Known limitations & caveats

Synthetic data. There is no real data behind this tutorial; results are internally consistent with the calibration but are not empirical evidence about real-world mining, prices, or development.
Heavily imbalanced treatment. 85% of rows are untreated (no mining) and only 5% fall in each mining level (150 rows each); within-mining price contrasts (e.g. 3-1) draw on just 300 observations, so price-effect standard errors are large.

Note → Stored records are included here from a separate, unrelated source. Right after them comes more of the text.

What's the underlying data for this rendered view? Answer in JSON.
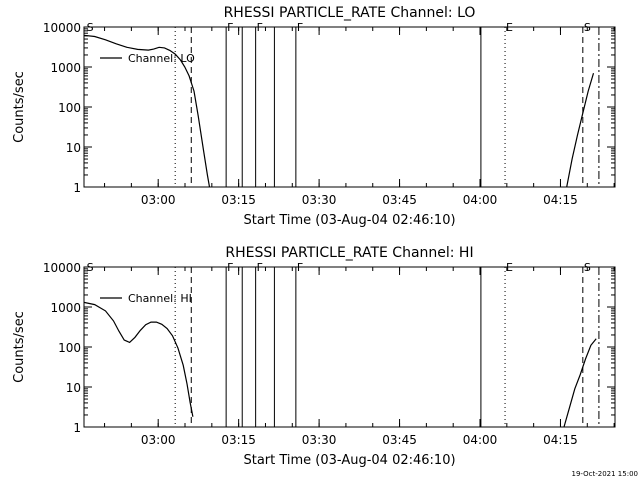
{
  "footer_timestamp": "19-Oct-2021 15:00",
  "chart_data": [
    {
      "type": "line",
      "title": "RHESSI PARTICLE_RATE Channel: LO",
      "xlabel": "Start Time (03-Aug-04 02:46:10)",
      "ylabel": "Counts/sec",
      "yscale": "log",
      "ylim": [
        1,
        10000
      ],
      "xlim_minutes": [
        0,
        99
      ],
      "x_tick_labels": [
        "03:00",
        "03:15",
        "03:30",
        "03:45",
        "04:00",
        "04:15"
      ],
      "y_tick_labels": [
        "1",
        "10",
        "100",
        "1000",
        "10000"
      ],
      "legend": "Channel: LO",
      "series": [
        {
          "name": "Channel: LO",
          "segments": [
            [
              [
                0,
                6200
              ],
              [
                2,
                5800
              ],
              [
                4,
                4800
              ],
              [
                6,
                3800
              ],
              [
                8,
                3100
              ],
              [
                10,
                2750
              ],
              [
                12,
                2650
              ],
              [
                13,
                2800
              ],
              [
                14,
                3100
              ],
              [
                15,
                3000
              ],
              [
                16,
                2600
              ],
              [
                17,
                2100
              ],
              [
                18,
                1500
              ],
              [
                18.8,
                1000
              ],
              [
                19.6,
                600
              ],
              [
                20.5,
                250
              ],
              [
                21.3,
                60
              ],
              [
                22.3,
                8
              ],
              [
                23,
                2
              ],
              [
                23.4,
                1
              ]
            ],
            [
              [
                90,
                1
              ],
              [
                91,
                5
              ],
              [
                92,
                20
              ],
              [
                93,
                70
              ],
              [
                94,
                250
              ],
              [
                95,
                700
              ]
            ]
          ]
        }
      ],
      "markers": [
        {
          "label": "S",
          "minute": 0.5,
          "style": "none"
        },
        {
          "label": "",
          "minute": 17,
          "style": "dotted"
        },
        {
          "label": "",
          "minute": 20,
          "style": "dashed"
        },
        {
          "label": "F",
          "minute": 26.5,
          "style": "solid"
        },
        {
          "label": "",
          "minute": 29.5,
          "style": "solid"
        },
        {
          "label": "F",
          "minute": 32,
          "style": "solid"
        },
        {
          "label": "",
          "minute": 35.5,
          "style": "solid"
        },
        {
          "label": "F",
          "minute": 39.5,
          "style": "solid"
        },
        {
          "label": "",
          "minute": 74,
          "style": "solid"
        },
        {
          "label": "E",
          "minute": 78.5,
          "style": "dotted"
        },
        {
          "label": "S",
          "minute": 93,
          "style": "dashed"
        },
        {
          "label": "",
          "minute": 96,
          "style": "dashdot"
        }
      ]
    },
    {
      "type": "line",
      "title": "RHESSI PARTICLE_RATE Channel: HI",
      "xlabel": "Start Time (03-Aug-04 02:46:10)",
      "ylabel": "Counts/sec",
      "yscale": "log",
      "ylim": [
        1,
        10000
      ],
      "xlim_minutes": [
        0,
        99
      ],
      "x_tick_labels": [
        "03:00",
        "03:15",
        "03:30",
        "03:45",
        "04:00",
        "04:15"
      ],
      "y_tick_labels": [
        "1",
        "10",
        "100",
        "1000",
        "10000"
      ],
      "legend": "Channel: HI",
      "series": [
        {
          "name": "Channel: HI",
          "segments": [
            [
              [
                0,
                1300
              ],
              [
                2,
                1150
              ],
              [
                4,
                800
              ],
              [
                5.5,
                450
              ],
              [
                6.5,
                250
              ],
              [
                7.5,
                150
              ],
              [
                8.5,
                130
              ],
              [
                9.5,
                175
              ],
              [
                10.5,
                260
              ],
              [
                11.5,
                360
              ],
              [
                12.5,
                420
              ],
              [
                13.5,
                420
              ],
              [
                14.5,
                370
              ],
              [
                15.5,
                290
              ],
              [
                16.5,
                190
              ],
              [
                17.5,
                95
              ],
              [
                18.5,
                35
              ],
              [
                19.2,
                12
              ],
              [
                19.8,
                4
              ],
              [
                20.3,
                1.8
              ]
            ],
            [
              [
                89.5,
                1
              ],
              [
                90.5,
                3
              ],
              [
                91.5,
                9
              ],
              [
                92.5,
                20
              ],
              [
                93.5,
                50
              ],
              [
                94.5,
                110
              ],
              [
                95.5,
                160
              ]
            ]
          ]
        }
      ],
      "markers": [
        {
          "label": "S",
          "minute": 0.5,
          "style": "none"
        },
        {
          "label": "",
          "minute": 17,
          "style": "dotted"
        },
        {
          "label": "",
          "minute": 20,
          "style": "dashed"
        },
        {
          "label": "F",
          "minute": 26.5,
          "style": "solid"
        },
        {
          "label": "",
          "minute": 29.5,
          "style": "solid"
        },
        {
          "label": "F",
          "minute": 32,
          "style": "solid"
        },
        {
          "label": "",
          "minute": 35.5,
          "style": "solid"
        },
        {
          "label": "F",
          "minute": 39.5,
          "style": "solid"
        },
        {
          "label": "",
          "minute": 74,
          "style": "solid"
        },
        {
          "label": "E",
          "minute": 78.5,
          "style": "dotted"
        },
        {
          "label": "S",
          "minute": 93,
          "style": "dashed"
        },
        {
          "label": "",
          "minute": 96,
          "style": "dashdot"
        }
      ]
    }
  ]
}
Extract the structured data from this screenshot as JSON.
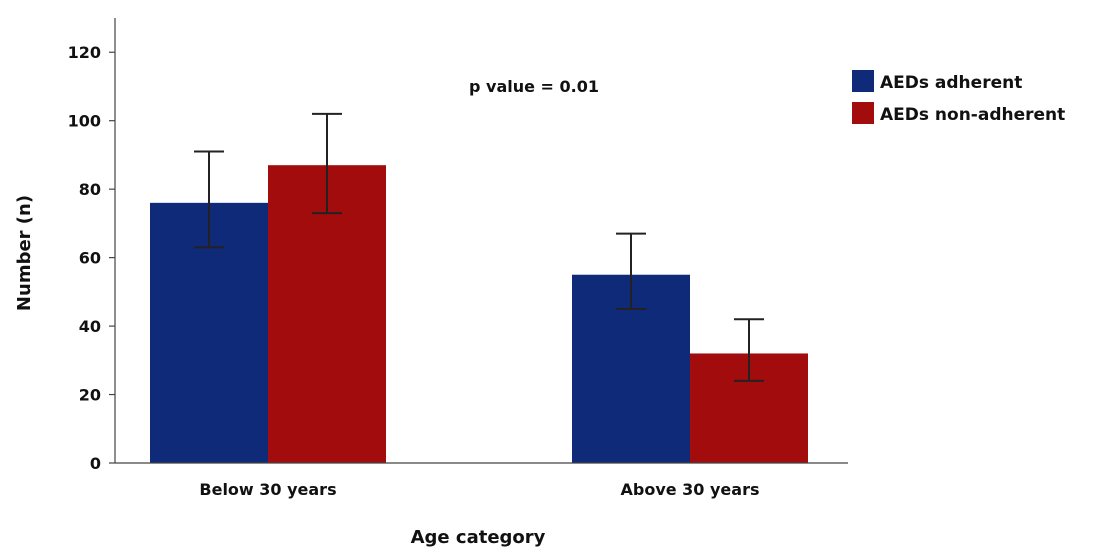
{
  "chart_data": {
    "type": "bar",
    "categories": [
      "Below 30 years",
      "Above 30 years"
    ],
    "series": [
      {
        "name": "AEDs adherent",
        "color": "#0f2a78",
        "values": [
          76,
          55
        ],
        "error_low": [
          63,
          45
        ],
        "error_high": [
          91,
          67
        ]
      },
      {
        "name": "AEDs non-adherent",
        "color": "#a30c0c",
        "values": [
          87,
          32
        ],
        "error_low": [
          73,
          24
        ],
        "error_high": [
          102,
          42
        ]
      }
    ],
    "xlabel": "Age category",
    "ylabel": "Number (n)",
    "ylim": [
      0,
      130
    ],
    "yticks": [
      0,
      20,
      40,
      60,
      80,
      100,
      120
    ],
    "annotation": "p value = 0.01",
    "legend_position": "top-right",
    "grid": false
  }
}
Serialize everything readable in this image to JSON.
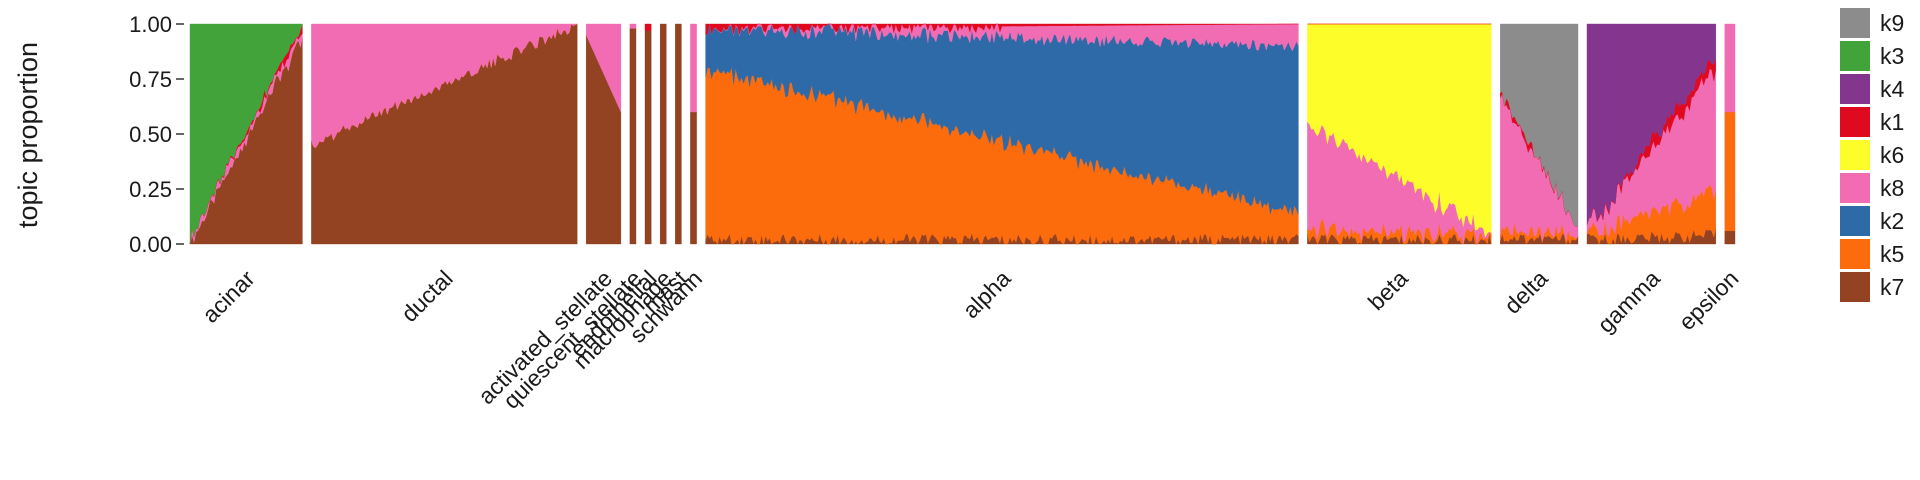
{
  "chart_data": {
    "type": "bar",
    "stacked": true,
    "ylabel": "topic proportion",
    "ylim": [
      0,
      1
    ],
    "yticks": [
      "0.00",
      "0.25",
      "0.50",
      "0.75",
      "1.00"
    ],
    "legend_position": "right",
    "legend": [
      {
        "key": "k9",
        "color": "#8C8C8C"
      },
      {
        "key": "k3",
        "color": "#41A33A"
      },
      {
        "key": "k4",
        "color": "#84368E"
      },
      {
        "key": "k1",
        "color": "#DF0A1F"
      },
      {
        "key": "k6",
        "color": "#FDFD29"
      },
      {
        "key": "k8",
        "color": "#F26CB4"
      },
      {
        "key": "k2",
        "color": "#2E6AA8"
      },
      {
        "key": "k5",
        "color": "#FC6B0C"
      },
      {
        "key": "k7",
        "color": "#934321"
      }
    ],
    "groups": [
      {
        "name": "acinar",
        "n": 110,
        "start": {
          "k7": 0.0,
          "k8": 0.02,
          "k1": 0.0,
          "k3": 0.98
        },
        "end": {
          "k7": 0.95,
          "k8": 0.03,
          "k1": 0.02,
          "k3": 0.0
        }
      },
      {
        "name": "ductal",
        "n": 260,
        "start": {
          "k7": 0.45,
          "k5": 0.0,
          "k8": 0.55
        },
        "end": {
          "k7": 1.0,
          "k5": 0.0,
          "k8": 0.0
        }
      },
      {
        "name": "activated_stellate",
        "n": 34,
        "start": {
          "k7": 0.95,
          "k8": 0.05
        },
        "end": {
          "k7": 0.6,
          "k8": 0.4
        }
      },
      {
        "name": "quiescent_stellate",
        "n": 6,
        "start": {
          "k7": 0.98,
          "k8": 0.02
        },
        "end": {
          "k7": 0.98,
          "k8": 0.02
        }
      },
      {
        "name": "endothelial",
        "n": 6,
        "start": {
          "k7": 0.97,
          "k1": 0.03
        },
        "end": {
          "k7": 0.97,
          "k1": 0.03
        }
      },
      {
        "name": "macrophage",
        "n": 6,
        "start": {
          "k7": 1.0
        },
        "end": {
          "k7": 1.0
        }
      },
      {
        "name": "mast",
        "n": 6,
        "start": {
          "k7": 1.0
        },
        "end": {
          "k7": 1.0
        }
      },
      {
        "name": "schwann",
        "n": 6,
        "start": {
          "k7": 0.6,
          "k8": 0.4
        },
        "end": {
          "k7": 0.6,
          "k8": 0.4
        }
      },
      {
        "name": "alpha",
        "n": 580,
        "start": {
          "k7": 0.02,
          "k5": 0.78,
          "k2": 0.18,
          "k8": 0.0,
          "k1": 0.02
        },
        "end": {
          "k7": 0.02,
          "k5": 0.12,
          "k2": 0.76,
          "k8": 0.1,
          "k1": 0.0
        }
      },
      {
        "name": "beta",
        "n": 180,
        "start": {
          "k7": 0.02,
          "k5": 0.05,
          "k8": 0.48,
          "k6": 0.45,
          "k1": 0.0
        },
        "end": {
          "k7": 0.02,
          "k5": 0.02,
          "k8": 0.0,
          "k6": 0.96,
          "k1": 0.0
        }
      },
      {
        "name": "delta",
        "n": 76,
        "start": {
          "k7": 0.03,
          "k5": 0.05,
          "k8": 0.6,
          "k1": 0.02,
          "k9": 0.3
        },
        "end": {
          "k7": 0.02,
          "k5": 0.02,
          "k8": 0.02,
          "k1": 0.0,
          "k9": 0.94
        }
      },
      {
        "name": "gamma",
        "n": 126,
        "start": {
          "k7": 0.02,
          "k5": 0.03,
          "k8": 0.02,
          "k1": 0.0,
          "k4": 0.93
        },
        "end": {
          "k7": 0.04,
          "k5": 0.2,
          "k8": 0.55,
          "k1": 0.06,
          "k4": 0.15
        }
      },
      {
        "name": "epsilon",
        "n": 10,
        "start": {
          "k7": 0.06,
          "k5": 0.54,
          "k8": 0.4
        },
        "end": {
          "k7": 0.06,
          "k5": 0.54,
          "k8": 0.4
        }
      }
    ],
    "group_labels": [
      "acinar",
      "ductal",
      "activated_stellate",
      "quiescent_stellate",
      "endothelial",
      "macrophage",
      "mast",
      "schwann",
      "alpha",
      "beta",
      "delta",
      "gamma",
      "epsilon"
    ]
  }
}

No clustered standard errors. EconML's inference=True reports forest-level Bootstrap-of-Little-Bags SEs that treat observations as independent; with this panel (same district across years) true clustered SEs would typically be larger. GroupKFold by district prevents first-stage leakage but does not cluster second-stage variance.
Contemporaneous outcomes. Treatment and outcome are measured in the same year; the structural template (Hodler, Lechner & Raschky 2023) lags the outcome to t+1 to rule out reverse causality.
Identification rests on the CIA. The Conditional Independence Assumption holds here by construction; in real data it is untestable and a causal forest does not relax it.